動画配信サービスなどで個人的にエクササイズをしている人もいます。これはやらないよりはもちろんいいことです。
運動習慣の大事なポイントは
・継続できること
・効果を実感できること
・ながらやすきまでできること
など時間や対価がかからないようにすることです。
毎日、ご飯を食べたり、歯を磨くように「動く」ということが日常の中にある状態が必要です。
運動療法と運動習慣は車の両輪のようなものですので、慢性腰痛の方にはどちらも必要なことです。
運動に対する物語を共有する
ここまでに書いたことは運動が必要だということ、強負荷の方が効果はあるということなどです。
しかし、実際の臨床の場ではこのような理屈が通用しない場合がほとんどです。
前述したとおり、慢性腰痛患者さんは運動に対して様々な抵抗を持っている人が多く、日常生活でも動くことが少ない暮らしをしています。
また、「治る」=「痛みの程度が我慢できる」という認識の人も多くいるため、継続した管理や習慣化を求めていない人もいます。
これはなぜかというと、人は自分の物語を優先する脳の仕組みに基づいているからです。
痛みが改善するといういくつかの選択肢がある中で、もし仮に苦労や苦痛が少ないものがあれば一時的にでもそれを採用すると思いませんか?
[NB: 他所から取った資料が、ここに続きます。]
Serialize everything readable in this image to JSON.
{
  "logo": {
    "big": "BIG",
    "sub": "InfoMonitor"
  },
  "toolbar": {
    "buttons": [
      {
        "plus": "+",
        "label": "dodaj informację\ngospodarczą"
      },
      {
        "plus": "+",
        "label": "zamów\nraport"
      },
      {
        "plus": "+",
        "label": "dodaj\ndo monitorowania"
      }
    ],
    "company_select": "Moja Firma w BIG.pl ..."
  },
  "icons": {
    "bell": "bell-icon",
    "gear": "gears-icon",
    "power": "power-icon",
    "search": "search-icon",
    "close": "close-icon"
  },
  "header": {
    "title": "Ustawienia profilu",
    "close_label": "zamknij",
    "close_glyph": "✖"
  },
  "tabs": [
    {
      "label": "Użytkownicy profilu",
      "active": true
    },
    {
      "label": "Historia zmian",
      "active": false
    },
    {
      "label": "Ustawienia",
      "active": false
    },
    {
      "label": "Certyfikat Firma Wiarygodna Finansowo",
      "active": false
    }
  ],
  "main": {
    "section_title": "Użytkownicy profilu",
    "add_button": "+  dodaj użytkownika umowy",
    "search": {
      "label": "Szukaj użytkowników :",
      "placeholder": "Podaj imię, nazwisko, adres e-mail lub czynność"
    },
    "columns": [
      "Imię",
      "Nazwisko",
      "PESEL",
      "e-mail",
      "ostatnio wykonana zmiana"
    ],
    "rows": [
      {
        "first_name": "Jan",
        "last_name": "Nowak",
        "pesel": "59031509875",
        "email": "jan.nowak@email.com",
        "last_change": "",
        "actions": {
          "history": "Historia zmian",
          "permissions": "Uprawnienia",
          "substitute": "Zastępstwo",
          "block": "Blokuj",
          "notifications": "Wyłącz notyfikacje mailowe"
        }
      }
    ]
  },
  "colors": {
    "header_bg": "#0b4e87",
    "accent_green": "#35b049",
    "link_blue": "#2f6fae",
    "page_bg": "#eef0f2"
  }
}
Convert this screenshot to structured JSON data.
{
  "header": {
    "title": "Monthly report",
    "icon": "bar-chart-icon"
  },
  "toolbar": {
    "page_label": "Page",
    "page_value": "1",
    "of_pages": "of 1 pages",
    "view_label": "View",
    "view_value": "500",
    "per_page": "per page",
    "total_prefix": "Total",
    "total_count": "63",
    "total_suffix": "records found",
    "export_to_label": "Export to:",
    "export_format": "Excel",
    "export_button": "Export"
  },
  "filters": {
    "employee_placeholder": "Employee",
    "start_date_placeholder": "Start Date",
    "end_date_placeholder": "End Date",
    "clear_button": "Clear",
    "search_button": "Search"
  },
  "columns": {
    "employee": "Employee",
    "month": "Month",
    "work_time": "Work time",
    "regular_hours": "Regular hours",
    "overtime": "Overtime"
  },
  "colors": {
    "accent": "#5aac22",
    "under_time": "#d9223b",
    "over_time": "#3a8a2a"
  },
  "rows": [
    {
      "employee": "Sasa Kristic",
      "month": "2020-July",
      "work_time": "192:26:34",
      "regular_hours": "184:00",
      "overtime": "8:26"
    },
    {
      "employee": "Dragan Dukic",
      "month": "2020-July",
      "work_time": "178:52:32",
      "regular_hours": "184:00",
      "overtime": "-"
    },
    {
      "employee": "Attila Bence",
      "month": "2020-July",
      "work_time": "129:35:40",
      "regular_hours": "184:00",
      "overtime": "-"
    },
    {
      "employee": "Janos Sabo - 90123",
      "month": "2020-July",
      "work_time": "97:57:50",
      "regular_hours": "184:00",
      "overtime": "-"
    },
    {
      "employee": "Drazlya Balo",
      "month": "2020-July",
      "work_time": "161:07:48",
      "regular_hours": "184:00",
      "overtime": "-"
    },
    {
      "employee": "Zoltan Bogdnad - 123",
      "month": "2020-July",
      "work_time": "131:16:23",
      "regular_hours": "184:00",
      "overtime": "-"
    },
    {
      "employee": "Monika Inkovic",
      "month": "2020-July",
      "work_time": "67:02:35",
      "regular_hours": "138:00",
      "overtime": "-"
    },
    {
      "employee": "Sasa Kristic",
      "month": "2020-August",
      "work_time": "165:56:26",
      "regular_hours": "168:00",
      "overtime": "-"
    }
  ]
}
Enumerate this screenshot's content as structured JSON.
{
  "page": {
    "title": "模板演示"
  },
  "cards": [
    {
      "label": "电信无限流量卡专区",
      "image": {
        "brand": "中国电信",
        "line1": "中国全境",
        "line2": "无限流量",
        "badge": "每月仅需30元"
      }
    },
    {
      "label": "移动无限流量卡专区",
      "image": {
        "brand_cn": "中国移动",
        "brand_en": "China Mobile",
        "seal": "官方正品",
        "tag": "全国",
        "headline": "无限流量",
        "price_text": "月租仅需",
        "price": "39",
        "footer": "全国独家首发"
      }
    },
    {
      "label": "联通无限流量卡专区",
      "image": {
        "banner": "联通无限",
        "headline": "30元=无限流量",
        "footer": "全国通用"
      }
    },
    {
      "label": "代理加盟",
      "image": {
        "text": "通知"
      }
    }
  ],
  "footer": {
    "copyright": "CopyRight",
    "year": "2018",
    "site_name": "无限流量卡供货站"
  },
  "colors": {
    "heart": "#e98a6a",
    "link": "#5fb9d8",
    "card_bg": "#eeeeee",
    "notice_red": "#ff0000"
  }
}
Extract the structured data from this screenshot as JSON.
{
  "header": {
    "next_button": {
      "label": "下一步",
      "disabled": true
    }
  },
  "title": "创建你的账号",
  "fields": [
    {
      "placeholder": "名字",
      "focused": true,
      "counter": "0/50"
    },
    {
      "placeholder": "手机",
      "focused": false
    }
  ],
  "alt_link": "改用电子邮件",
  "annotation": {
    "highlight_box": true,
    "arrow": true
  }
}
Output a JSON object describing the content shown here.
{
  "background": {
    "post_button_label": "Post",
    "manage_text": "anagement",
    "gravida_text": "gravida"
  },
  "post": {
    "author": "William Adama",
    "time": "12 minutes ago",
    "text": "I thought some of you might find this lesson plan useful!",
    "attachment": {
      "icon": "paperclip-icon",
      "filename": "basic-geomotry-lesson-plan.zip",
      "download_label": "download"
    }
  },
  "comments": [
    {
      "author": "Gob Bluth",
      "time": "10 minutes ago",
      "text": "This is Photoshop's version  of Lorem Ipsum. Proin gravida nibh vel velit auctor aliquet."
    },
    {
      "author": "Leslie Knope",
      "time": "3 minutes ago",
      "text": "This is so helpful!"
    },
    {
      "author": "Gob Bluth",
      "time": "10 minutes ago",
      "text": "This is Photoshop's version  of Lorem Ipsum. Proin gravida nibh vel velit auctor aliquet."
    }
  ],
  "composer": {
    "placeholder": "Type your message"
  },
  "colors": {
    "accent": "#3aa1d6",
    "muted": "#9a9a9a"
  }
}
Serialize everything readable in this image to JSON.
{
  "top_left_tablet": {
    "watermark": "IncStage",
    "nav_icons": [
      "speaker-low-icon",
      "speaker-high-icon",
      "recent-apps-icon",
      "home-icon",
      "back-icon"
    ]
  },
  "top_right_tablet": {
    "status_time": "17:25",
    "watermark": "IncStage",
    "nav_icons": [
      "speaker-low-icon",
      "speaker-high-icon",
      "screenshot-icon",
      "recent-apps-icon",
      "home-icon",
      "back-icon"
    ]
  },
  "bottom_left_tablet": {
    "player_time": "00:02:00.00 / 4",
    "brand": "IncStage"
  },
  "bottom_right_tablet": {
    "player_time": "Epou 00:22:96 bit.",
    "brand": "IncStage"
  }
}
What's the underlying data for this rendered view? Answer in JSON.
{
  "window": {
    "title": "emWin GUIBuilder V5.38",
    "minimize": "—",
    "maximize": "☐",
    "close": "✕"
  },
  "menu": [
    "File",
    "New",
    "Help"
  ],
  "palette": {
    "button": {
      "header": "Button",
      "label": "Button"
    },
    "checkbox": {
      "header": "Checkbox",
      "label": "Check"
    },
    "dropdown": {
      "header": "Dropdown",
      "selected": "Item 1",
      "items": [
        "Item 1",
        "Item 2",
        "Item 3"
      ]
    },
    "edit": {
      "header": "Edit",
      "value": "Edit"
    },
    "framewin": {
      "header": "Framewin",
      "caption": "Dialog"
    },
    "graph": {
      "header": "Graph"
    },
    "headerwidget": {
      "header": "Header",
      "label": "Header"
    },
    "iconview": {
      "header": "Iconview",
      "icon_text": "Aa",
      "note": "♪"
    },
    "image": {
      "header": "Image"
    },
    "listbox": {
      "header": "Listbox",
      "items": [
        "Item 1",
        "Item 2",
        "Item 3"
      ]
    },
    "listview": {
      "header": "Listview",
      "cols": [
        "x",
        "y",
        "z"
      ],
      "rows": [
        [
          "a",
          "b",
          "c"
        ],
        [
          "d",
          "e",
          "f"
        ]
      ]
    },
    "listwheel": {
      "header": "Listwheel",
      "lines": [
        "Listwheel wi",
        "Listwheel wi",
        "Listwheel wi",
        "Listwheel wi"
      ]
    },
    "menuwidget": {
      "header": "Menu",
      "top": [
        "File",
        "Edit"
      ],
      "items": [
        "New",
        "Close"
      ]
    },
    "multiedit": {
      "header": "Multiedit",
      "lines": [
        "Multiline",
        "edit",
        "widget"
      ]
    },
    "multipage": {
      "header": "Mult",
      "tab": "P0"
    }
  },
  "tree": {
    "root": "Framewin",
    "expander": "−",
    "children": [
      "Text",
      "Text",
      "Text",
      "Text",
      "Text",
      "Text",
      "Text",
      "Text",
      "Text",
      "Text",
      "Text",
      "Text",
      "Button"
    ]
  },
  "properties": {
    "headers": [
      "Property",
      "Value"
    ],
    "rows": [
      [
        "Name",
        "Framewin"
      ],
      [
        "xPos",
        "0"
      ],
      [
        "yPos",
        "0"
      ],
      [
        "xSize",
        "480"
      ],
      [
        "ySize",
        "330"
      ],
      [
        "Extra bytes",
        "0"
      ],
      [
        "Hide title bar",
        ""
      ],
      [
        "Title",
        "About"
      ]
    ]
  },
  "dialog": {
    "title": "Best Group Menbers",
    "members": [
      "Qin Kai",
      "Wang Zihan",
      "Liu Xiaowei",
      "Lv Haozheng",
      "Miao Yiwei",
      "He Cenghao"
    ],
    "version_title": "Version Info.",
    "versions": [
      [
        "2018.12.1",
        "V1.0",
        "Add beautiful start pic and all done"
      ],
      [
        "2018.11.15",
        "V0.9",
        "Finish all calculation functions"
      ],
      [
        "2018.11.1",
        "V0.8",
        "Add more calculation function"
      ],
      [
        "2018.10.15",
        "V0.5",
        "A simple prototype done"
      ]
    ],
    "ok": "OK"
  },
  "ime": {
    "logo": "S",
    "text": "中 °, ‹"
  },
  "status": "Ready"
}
小さな積み重ねの体験の方が身につくのは分かっていますが、劇的な体験の方がインパクトが強いためにそちらを優先してしまいます。
しかし、二度目三度目が同じ体験であるか分からないのですが、そういう体験繰り返すことを信じています。
運動療法が定着しにくい課題はこのようなインパクトが少ないからかもしれません。
私たちはこのようなインパクトよりも、評価と確実性で患者さんに信頼を得られるようにすることが唯一の道だと考えています。